A preparatory drawing, in pen and brown ink and wash, is in the collection of the Musée du Louvre (fig. 1).  The low view point of the composition suggests that this painting may have been intended as an overdoor.   The motif of the staircase was clearly a favorite of Robert’s and appears in many other works.  Perhaps closest in spirit to the present painting are a drawing of Figures on a Staircase Leading to a Villa from an album of Italian drawings (sold Monaco, Sotheby’s, 1 December 1989, lot 17) and a painting depicting a Staircase with an Obelisk, in the Musée des Beaux-Arts, Rouen (Inv. SR65).

Note on the provenance
This painting was at one time in the collection of the noted architect Louis-François Trouard (1729-1794) who was elected to the Academy of Architecture in 1767 and promoted to Contrôleur of external works at Versailles in 1769.  It was purchased in 1779 by Jean-Baptiste Guillaume de Gévigney, conservator of documents and genealogies at the Royal Library.

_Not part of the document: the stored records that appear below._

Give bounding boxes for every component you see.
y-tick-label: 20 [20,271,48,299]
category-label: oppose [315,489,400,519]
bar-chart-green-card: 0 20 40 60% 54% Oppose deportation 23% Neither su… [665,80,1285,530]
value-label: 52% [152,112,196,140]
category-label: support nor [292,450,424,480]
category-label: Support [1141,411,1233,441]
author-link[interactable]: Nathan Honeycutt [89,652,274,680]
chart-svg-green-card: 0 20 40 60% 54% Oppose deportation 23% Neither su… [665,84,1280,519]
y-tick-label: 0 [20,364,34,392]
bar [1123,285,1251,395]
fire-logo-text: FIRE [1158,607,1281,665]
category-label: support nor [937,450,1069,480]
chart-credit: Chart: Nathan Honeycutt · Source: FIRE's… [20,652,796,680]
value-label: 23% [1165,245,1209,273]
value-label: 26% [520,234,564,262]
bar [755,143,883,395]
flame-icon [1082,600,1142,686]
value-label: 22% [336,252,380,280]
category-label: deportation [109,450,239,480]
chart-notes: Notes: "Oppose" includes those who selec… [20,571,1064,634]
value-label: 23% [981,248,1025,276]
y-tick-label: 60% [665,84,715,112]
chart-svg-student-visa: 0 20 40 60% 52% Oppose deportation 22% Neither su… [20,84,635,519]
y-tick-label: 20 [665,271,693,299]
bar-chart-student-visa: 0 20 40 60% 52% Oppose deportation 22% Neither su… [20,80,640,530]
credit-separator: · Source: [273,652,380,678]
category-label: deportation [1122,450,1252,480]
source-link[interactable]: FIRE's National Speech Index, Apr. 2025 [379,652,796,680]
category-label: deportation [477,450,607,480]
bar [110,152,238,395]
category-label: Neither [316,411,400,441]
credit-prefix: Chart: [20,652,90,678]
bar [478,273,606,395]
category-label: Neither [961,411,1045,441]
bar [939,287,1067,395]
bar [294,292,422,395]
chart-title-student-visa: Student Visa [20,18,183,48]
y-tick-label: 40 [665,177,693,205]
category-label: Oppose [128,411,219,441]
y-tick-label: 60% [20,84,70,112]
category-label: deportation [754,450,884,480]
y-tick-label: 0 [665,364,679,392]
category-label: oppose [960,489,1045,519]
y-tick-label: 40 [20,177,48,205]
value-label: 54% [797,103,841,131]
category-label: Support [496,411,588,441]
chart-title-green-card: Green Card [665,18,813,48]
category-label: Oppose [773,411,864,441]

Though never convicted, Gévigney was thought to have stolen many documents from the library and was dismissed from his post in 1784.  He lived out his life in Dijon, apparently continuing with theft and forgery, where he died in 1802.2

For much of the 20th century, the painting was part of the celebrated collection of the Thyssen-Bornemisza family.  By 1930 it had been acquired by Baron Heinrich Thyssen-Bornemisza who began forming an art collection in the 1920s.  Heinrich had inherited enormous wealth from his father, August Thyssen (1842-1926) who had founded an iron and steel works in 1871 near Mühlheim in the Ruhr.  In 1906, Heinrich married the daughter of Baron Bornemisza who had been Chamberlain to the King of Hungary.  He bought the Bornemisza castle at Rohoncz, after which the art collection was later named.  In 1932, Heinrich moved to Switzerland where he purchased the Villa Favorita near Lugano, assembling and displaying his collection of pictures there.  When the Baron died in 1947, his collection was divided between his sons and daughters.  The present painting was inherited by his daughter Gabrielle, who married Baron Adolph Bentinck van Schoonheten, a Dutch diplomat.  Following the Baron’s death in 1970, the Baroness exhibited many of the works in her collection in Paris, Dusseldorf and, from 1986-87, in an international traveling exhibition.  The paintings were on long term loan to the Musée de l’Etat, Luxemburg before being auctioned in a single owner sale at Sotheby’s London in 1995.

1.  According to the Getty Provenance Index Database.
2.  See E.A.R. Brown, “The Disappearance of the Oxford Collection of Gaignières Drawings from the French Royal Library,” in Transactions of the American Philosophical Society, Vol. 78, Part 5, Appendix III, 1988, pp. 61-71.